Arrivarono in macchina, una vecchia Aprilia ancora buona nonostante gli anni, e i bioritmi della nostra vita di quei giorni cambiarono. Gite in barca, nuotate, passeggiate, pic-nic, pesce alla brace, sane bevute, musica. Fu davvero bello. Giorni spensierati di sole di mare di momenti irripetibili di una stagione che Marta ed io non avremmo dimenticato.
Quando i nostri amici partirono cominciarono le piogge con temporali che in breve cambiarono il clima della nostra vacanza. Il mare con la pioggia. Non aspettammo la fine di giugno e partimmo per la nostra città, la nostra casa, la mia, la sua. Lei a Milano io a Roma. L’estate era appena cominciata, ma la vita riprendeva i suoi ritmi.
Giugno 1965. Erano gli anni dei Beatles, della minigonna, dei capelli cotonati e Marta ed io tornammo nella casa ristrutturata e riammobiliata, diversa da come la ricordavamo, ma Marzocca no, non mostrava i segni del cambiamento se non nelle persone.
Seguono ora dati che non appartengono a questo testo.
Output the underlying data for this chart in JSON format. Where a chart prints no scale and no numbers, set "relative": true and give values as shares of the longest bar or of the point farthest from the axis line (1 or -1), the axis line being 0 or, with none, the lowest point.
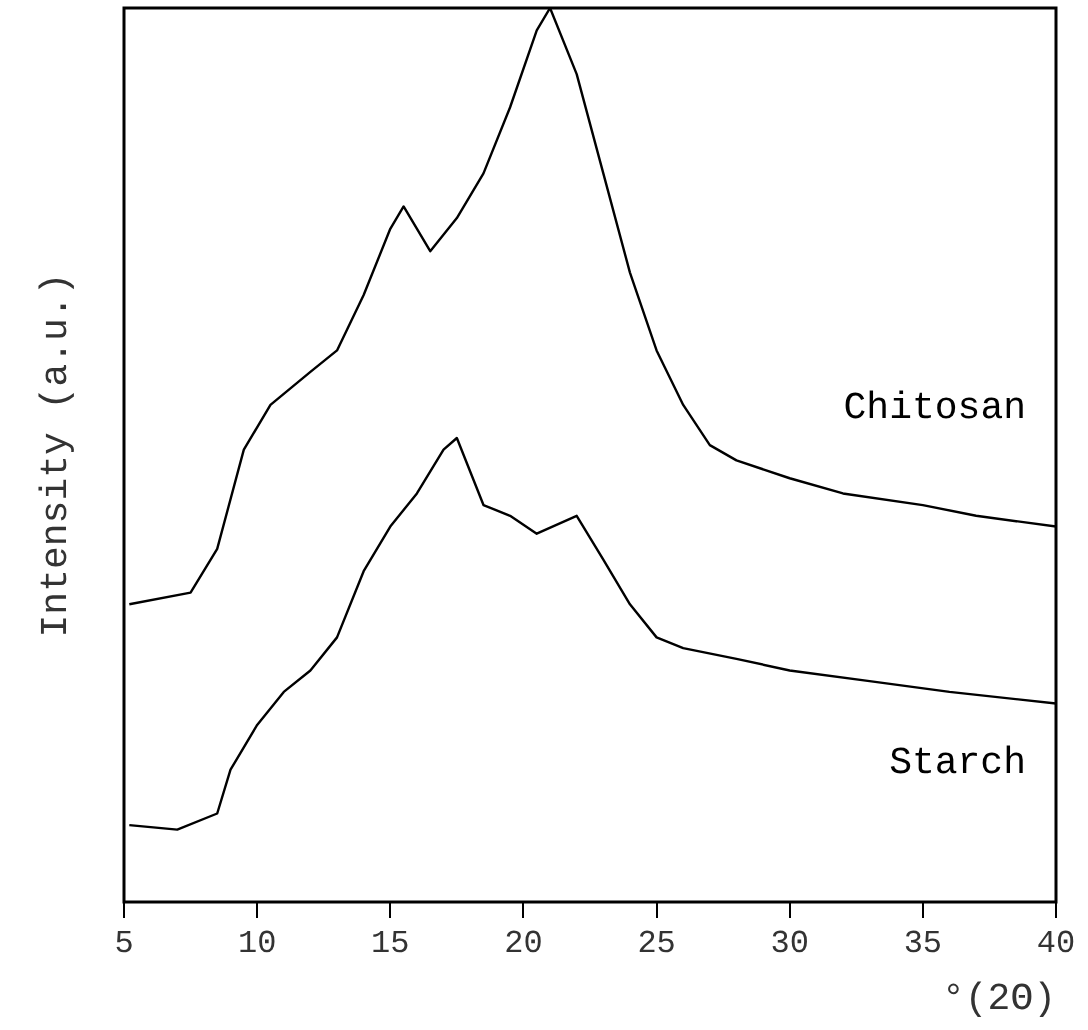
{
  "chart_data": {
    "type": "line",
    "xlabel": "°(2Θ)",
    "ylabel": "Intensity (a.u.)",
    "relative": true,
    "xlim": [
      5,
      40
    ],
    "xticks": [
      5,
      10,
      15,
      20,
      25,
      30,
      35,
      40
    ],
    "grid": false,
    "legend": false,
    "marker": "none",
    "series": [
      {
        "name": "Chitosan",
        "color": "#000000",
        "x": [
          5.2,
          7.5,
          8.5,
          9.5,
          10.5,
          12,
          13,
          14,
          15,
          15.5,
          16.5,
          17.5,
          18.5,
          19.5,
          20.5,
          21,
          22,
          23,
          24,
          25,
          26,
          27,
          28,
          30,
          32,
          35,
          37,
          40
        ],
        "values": [
          0.333,
          0.346,
          0.395,
          0.506,
          0.556,
          0.593,
          0.617,
          0.679,
          0.753,
          0.778,
          0.728,
          0.765,
          0.815,
          0.889,
          0.975,
          1,
          0.926,
          0.815,
          0.704,
          0.617,
          0.556,
          0.511,
          0.494,
          0.474,
          0.457,
          0.444,
          0.432,
          0.42
        ]
      },
      {
        "name": "Starch",
        "color": "#000000",
        "x": [
          5.2,
          7,
          8.5,
          9,
          10,
          11,
          12,
          13,
          14,
          15,
          16,
          17,
          17.5,
          18.5,
          19.5,
          20.5,
          22,
          23,
          24,
          25,
          26,
          28,
          30,
          33,
          36,
          40
        ],
        "values": [
          0.086,
          0.081,
          0.099,
          0.148,
          0.198,
          0.235,
          0.259,
          0.296,
          0.37,
          0.42,
          0.457,
          0.506,
          0.519,
          0.444,
          0.432,
          0.412,
          0.432,
          0.383,
          0.333,
          0.296,
          0.284,
          0.272,
          0.259,
          0.247,
          0.235,
          0.222
        ]
      }
    ]
  }
}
Qualche costruzione in più forse, un altro bar, ma era sempre la stessa, sconosciuta.
Un punto nell’universo.
Noi sì, che eravamo diverse, non eravamo più le ragazze di allora, gli anni le esperienze la famiglia, ma era comunque bello essere di nuovo lì, quasi per caso. Venivamo da Senigallia, come non trascorrere qualche giorno a Marzocca e ricordare, sperimentare, ritrovarci?
Giugno 1994. Gli anni di Falcone e Borsellino, orrori tanti, conquiste poche e Marta ed io di nuovo a Marzocca un po’ cambiata forse, ma non così tanto da cancellare il ricordo di quella della prima volta. Noi. Marta ed io sì. Sempre di più, non alla ricerca di un tempo perduto che poi non è mai perduto se la memoria lo conserva e ogni tanto lo tira fuori dalla naftalina, ma per rivolgere uno sguardo affettuoso là dove avevamo vissuto un breve periodo felice. Che cosa saremmo senza la memoria?
Agosto 2019. Non siamo tornate mai più. Ci hanno detto che Marzocca adesso sì che è cambiata, si è ingrandita, nuove costruzioni, altri alberghi, altra gente, altra vita. E noi? Noi. “Marta ed io” non esiste più.